Le blog, souvent présenté comme un journal intime, peut laisser croire au jeune blogueur que son contenu ne peut être consulté que par un public très restreint, alors qu’en réalité il se trouve potentiellement exposé à la vue des internautes du monde entier. De plus l’enfant ignore trop souvent que cette mise en circulation d’informations sur Internet peut l’exposer à de nombreux recours légaux, contre lui et ses parents.

Les jeunes blogueurs doivent savoir que la justice pénale peut punir un enfant mineur, de manière adaptée, en réponse à chaque acte pénalement sanctionné. Les parents, quant à eux, ne peuvent être reconnus coupables d’une infraction commise par une autre personne, fût-ce leur enfant, sauf complicité démontrée ou si le père ou la mère se soustrayait à ses obligations légales « au point de compromettre la sécurité, la moralité ou l’éducation de son enfant mineur ».

Mais les pères et mères, en tant qu’ils exercent l’autorité parentale, sont responsables civilement des dommages causés par leurs enfants. Ils sont responsables en raison d’un simple fait dommageable dont l’enfant est l’auteur et même s’il survient pendant le temps de présence de celui-ci dans l’école ou l’établissement scolaire.

Dans l’enceinte de l’établissement, le devoir de surveillance du "bon père de famille" se déplace sur la fraction du corps éducatif auquel l’enfant se trouve confié. Ce devoir est de tous les instants et dans tous les lieux de l’établissement, pendant le temps où l’enfant est confié à l’institution scolaire. Il s’impose au responsable de l’établissement scolaire, aux enseignants et à tous les membres présents de l’équipe éducative.

Toutefois la mise en jeu directe de la responsabilité civile de ces personnes est écartée pour les dommages causés ou subis par les élèves. La responsabilité civile de l’Etat est substituée à celle de ses agents fautifs de n’avoir pas pris, en fonction de leurs pouvoirs et de leurs moyens, les mesures qui permettent raisonnablement de s’assurer que les élèves ne causent pas des dommages à des tiers ou ne subissent pas eux-mêmes un préjudice.

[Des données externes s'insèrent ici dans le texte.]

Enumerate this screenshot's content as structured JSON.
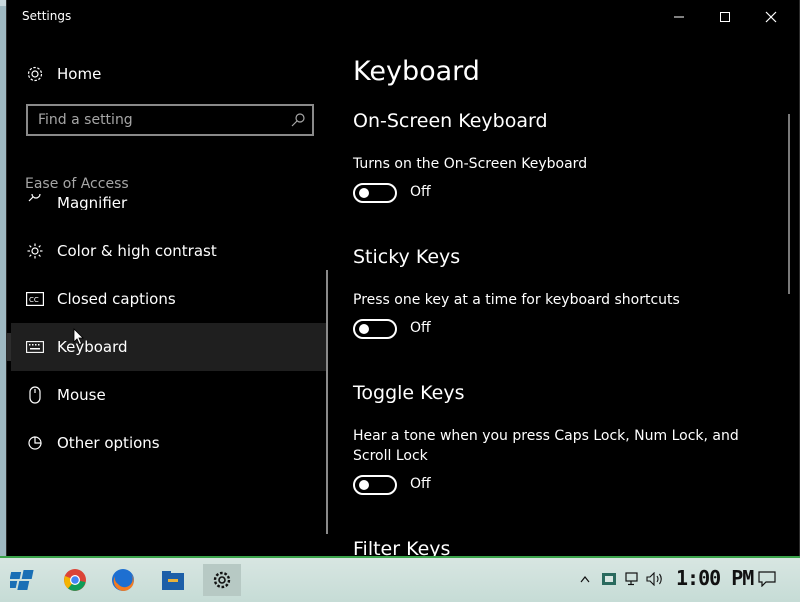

En cas de découverte d’un contenu problématique sur le blog d’un élève, l’action devant les juridictions n’est pas nécessairement la meilleure réponse, notamment lorsque le jeune n’a pas perçu la réalité du caractère déviant de son comportement. Il appartient aux adultes en charge de l’enfant mineur d’intervenir de toute urgence auprès de lui pour qu’il retire de son blog tout contenu illicite ou préjudiciable et qu’ils organisent avec lui et, le cas échéant, avec ses camarades de classe, un travail de sensibilisation et d’information sur les enjeux et les risques de l’Internet et des blogs en particulier.

Ce travail devrait permettre de faire prendre conscience aux élèves de la responsabilité qui est la leur lors de la publication d’informations ou d’opinions sur les réseaux et s’intégrer de manière opportune dans la validation du Brevet informatique et Internet.

Tout incident survenu du fait d’une utilisation abusive d’un blog est l’occasion pour l’institution éducative de souligner l’importance du respect de règles de conduite applicables aux usages de l’Internet et d’entreprendre, le cas échéant, le travail d’écriture d’une charte de bon usage d’Internet et des réseaux (ou d’en compléter les règles lorsqu’elle existe) incluant un article spécifique aux risques du blog.

La Circulaire parue au bulletin officiel de l’éducation nationale du 18 février 2004 oblige en effet les écoles, collèges et lycées à définir et intégrer dans le règlement intérieur de l’établissement les droits, obligations et conditions d’utilisation des nouvelles technologies dans le contexte éducatif.

Pour ce faire une charte-type de référence est mise à leur disposition par le Ministère et un guide d’aide à l’élaboration des chartes est disponible en ligne, ainsi qu’un certain nombre d’exemples de chartes.

Soyez vigilants et bloguez tranquilles.